Volunteering in Tapachula Mexico
After all this time, I finally arrived in Misión, Mexico after what felt like a never-ending bus ride. Somewhere between getting on, traveling, getting off, I realized that I’d spent about 16 hours on two different busses all the way from Palenque. I just said goodbye to my good friend Merob. We had just spent the last ten days together getting my tattoo, which was a great experience. However, there was something inside me that was ready for the next adventure. It was time for me to move onto my final destination, and do what I enjoy most: volunteering.
I arrived at the bus terminal in Tapachula in the middle of the night. Nobody would open their doors until six in the morning. I waited around in the terminal until I flagged down a taxi at sunrise, and made my way to the refuge. The taxi driver asked me a lot of questions about my journey, and where I was off to.
When I arrived at the refuge it was early in the morning so the kids had not woken up for school yet. I walked into the refuge and straight to the room they had set aside for me. They offered to give me a brief tour of the facility, but I politely declined. My travels have taught me to keep my expectations low when it comes to accommodations. Generally speaking, I imagine the worst possible conditions for my upcoming living arrangements just so I don’t get disappointed.
One of my pet peeves is dealing with the heat. Even though I grew up in Miami, Florida, and I love being outside with just a pair of shorts and some flip flops- when it comes to sleep I’d rather be bundled up, in the cold. But again, this is volunteering. The accommodations aren’t exactly fancy (sometimes they’re less than basic), and we don’t get to choose where people need help. I always make sure to mentally prepare myself and remember that it’s all for the greater good.
I was surprised that my room had two beds all to myself, and even though there isn’t air conditioning, I have a fan I can use. At this point, just having a room with an actual door is a treat to me, which gives you an extra layer of privacy. I was so tired that I laid down and rested immediately.
I got the chance to meet some of the other volunteers. There were a lovely couple and two other women who were volunteering at the refuge. We exchanged stories about our time volunteering with other organizations, and the journey we took to arrive here in Mexico. The curious thing is that I get to meet people from all over the world, with different backgrounds, ethnicity, religions, personalities, etc. For some, it’s their first time volunteering. For others, they are a seasoned traveler. But no matter what, we’re all connected by our passion to seek something more in this life. Something greater than ourselves. I spent the rest of the night getting to know the volunteers and the other staff members, and of course, eating tacos.
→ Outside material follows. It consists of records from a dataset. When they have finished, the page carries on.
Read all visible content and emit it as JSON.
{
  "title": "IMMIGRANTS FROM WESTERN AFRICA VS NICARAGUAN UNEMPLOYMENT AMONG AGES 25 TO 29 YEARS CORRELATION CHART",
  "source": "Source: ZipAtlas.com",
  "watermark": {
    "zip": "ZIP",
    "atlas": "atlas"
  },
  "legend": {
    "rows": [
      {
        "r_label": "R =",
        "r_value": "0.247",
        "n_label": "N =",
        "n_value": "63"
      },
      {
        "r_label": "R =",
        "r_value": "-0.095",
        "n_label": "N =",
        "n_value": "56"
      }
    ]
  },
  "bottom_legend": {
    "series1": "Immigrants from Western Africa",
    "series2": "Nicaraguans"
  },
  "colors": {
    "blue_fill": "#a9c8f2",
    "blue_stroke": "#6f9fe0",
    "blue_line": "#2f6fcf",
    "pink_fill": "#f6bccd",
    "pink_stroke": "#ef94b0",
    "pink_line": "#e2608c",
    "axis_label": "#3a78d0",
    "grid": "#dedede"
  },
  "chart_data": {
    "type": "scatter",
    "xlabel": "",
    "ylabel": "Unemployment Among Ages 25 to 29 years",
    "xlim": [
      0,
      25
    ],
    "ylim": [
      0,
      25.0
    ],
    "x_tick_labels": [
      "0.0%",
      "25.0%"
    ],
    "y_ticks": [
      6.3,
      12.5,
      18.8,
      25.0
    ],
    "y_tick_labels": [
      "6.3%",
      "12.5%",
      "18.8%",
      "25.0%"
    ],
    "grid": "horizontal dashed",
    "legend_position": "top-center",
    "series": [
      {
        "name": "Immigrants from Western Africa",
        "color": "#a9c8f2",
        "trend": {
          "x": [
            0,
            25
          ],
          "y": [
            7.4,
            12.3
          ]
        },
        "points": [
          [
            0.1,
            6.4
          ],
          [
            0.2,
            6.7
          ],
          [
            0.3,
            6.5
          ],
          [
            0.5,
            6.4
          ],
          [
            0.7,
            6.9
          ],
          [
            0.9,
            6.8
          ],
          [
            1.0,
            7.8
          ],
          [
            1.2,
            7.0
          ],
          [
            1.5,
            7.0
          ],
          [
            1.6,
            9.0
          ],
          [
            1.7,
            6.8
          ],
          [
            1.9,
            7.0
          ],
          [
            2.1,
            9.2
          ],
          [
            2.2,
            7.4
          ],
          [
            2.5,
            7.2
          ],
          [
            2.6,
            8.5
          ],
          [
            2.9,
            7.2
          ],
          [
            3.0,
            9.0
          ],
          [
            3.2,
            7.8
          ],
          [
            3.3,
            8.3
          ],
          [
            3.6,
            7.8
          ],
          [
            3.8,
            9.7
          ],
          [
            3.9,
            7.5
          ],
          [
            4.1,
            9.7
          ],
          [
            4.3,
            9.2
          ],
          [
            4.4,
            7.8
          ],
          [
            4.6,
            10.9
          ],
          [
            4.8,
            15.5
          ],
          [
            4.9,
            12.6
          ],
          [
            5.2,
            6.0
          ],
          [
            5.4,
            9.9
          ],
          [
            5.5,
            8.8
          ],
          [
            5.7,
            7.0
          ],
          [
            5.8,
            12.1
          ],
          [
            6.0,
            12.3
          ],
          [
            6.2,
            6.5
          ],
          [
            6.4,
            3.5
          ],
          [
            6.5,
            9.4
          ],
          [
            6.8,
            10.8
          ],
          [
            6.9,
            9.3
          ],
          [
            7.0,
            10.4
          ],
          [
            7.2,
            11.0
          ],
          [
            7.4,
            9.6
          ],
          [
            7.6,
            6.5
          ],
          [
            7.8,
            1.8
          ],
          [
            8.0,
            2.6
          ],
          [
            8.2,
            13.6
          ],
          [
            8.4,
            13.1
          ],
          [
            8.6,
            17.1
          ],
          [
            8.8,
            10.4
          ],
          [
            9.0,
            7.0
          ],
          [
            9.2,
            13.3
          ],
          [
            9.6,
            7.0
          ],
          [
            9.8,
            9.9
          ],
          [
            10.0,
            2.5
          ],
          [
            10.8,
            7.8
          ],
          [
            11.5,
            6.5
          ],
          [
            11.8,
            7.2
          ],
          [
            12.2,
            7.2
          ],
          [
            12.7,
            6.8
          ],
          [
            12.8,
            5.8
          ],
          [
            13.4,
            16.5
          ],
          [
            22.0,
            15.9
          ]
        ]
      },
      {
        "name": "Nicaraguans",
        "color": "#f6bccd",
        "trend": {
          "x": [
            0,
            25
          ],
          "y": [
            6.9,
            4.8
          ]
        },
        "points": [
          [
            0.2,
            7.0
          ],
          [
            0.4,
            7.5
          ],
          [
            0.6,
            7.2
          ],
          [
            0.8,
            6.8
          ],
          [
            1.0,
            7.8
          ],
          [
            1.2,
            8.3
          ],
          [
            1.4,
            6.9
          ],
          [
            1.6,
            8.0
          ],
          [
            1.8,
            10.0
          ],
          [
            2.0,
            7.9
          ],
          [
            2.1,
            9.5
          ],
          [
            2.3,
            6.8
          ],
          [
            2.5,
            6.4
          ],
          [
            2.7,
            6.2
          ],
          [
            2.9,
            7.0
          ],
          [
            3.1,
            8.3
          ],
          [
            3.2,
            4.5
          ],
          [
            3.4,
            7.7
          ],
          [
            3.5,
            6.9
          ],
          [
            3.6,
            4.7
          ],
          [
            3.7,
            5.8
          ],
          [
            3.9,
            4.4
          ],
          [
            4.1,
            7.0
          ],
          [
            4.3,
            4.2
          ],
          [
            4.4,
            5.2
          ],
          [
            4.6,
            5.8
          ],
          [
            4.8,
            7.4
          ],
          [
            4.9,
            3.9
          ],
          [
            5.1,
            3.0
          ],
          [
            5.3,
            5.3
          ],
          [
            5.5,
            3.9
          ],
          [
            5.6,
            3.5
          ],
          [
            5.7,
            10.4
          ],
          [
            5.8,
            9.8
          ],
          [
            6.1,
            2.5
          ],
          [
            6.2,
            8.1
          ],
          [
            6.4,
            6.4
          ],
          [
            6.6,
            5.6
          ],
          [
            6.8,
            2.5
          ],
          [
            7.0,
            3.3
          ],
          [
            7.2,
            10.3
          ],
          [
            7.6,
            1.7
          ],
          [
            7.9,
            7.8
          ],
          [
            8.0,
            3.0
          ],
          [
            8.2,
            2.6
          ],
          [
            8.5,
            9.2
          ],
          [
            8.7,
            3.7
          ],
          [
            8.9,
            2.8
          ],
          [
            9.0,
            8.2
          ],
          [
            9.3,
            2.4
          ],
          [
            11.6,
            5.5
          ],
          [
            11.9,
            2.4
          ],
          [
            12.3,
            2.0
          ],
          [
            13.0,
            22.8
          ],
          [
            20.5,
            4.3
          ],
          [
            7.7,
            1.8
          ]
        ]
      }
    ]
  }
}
I had a whole two days to settle in before I started my first shift. I’ve traveled enough to have a good understanding of myself, and what I need in order to make my transition easier. In most countries, and Mexico is no exception, there’s usually a market where you can buy some essentials. Markets are always so filled with life and activity. It’s lovely, and usually, the cheapest way to shop. I bought some fruits and vegetables, dropped them off, and went to the supermarket to get some additional supplies. The more I travel, the more I realize that it’s far cheaper and more convenient to cook for yourself at home, especially if you like to maintain a healthy lifestyle. Mexican food is absolutely delicious, so the pounds can add on pretty quickly if you go out to eat every night. For a small town, Tapachula has a lot of amenities and stores that you might find in a major city. I was able to find everything from a GNC to a Walmart. I had no problem finding apple cider vinegar, which I drink religiously every morning for many years now.
The next day would be my first shift at the refuge, something I’ve been eagerly awaiting for quite some time now. My new journey will begin soon.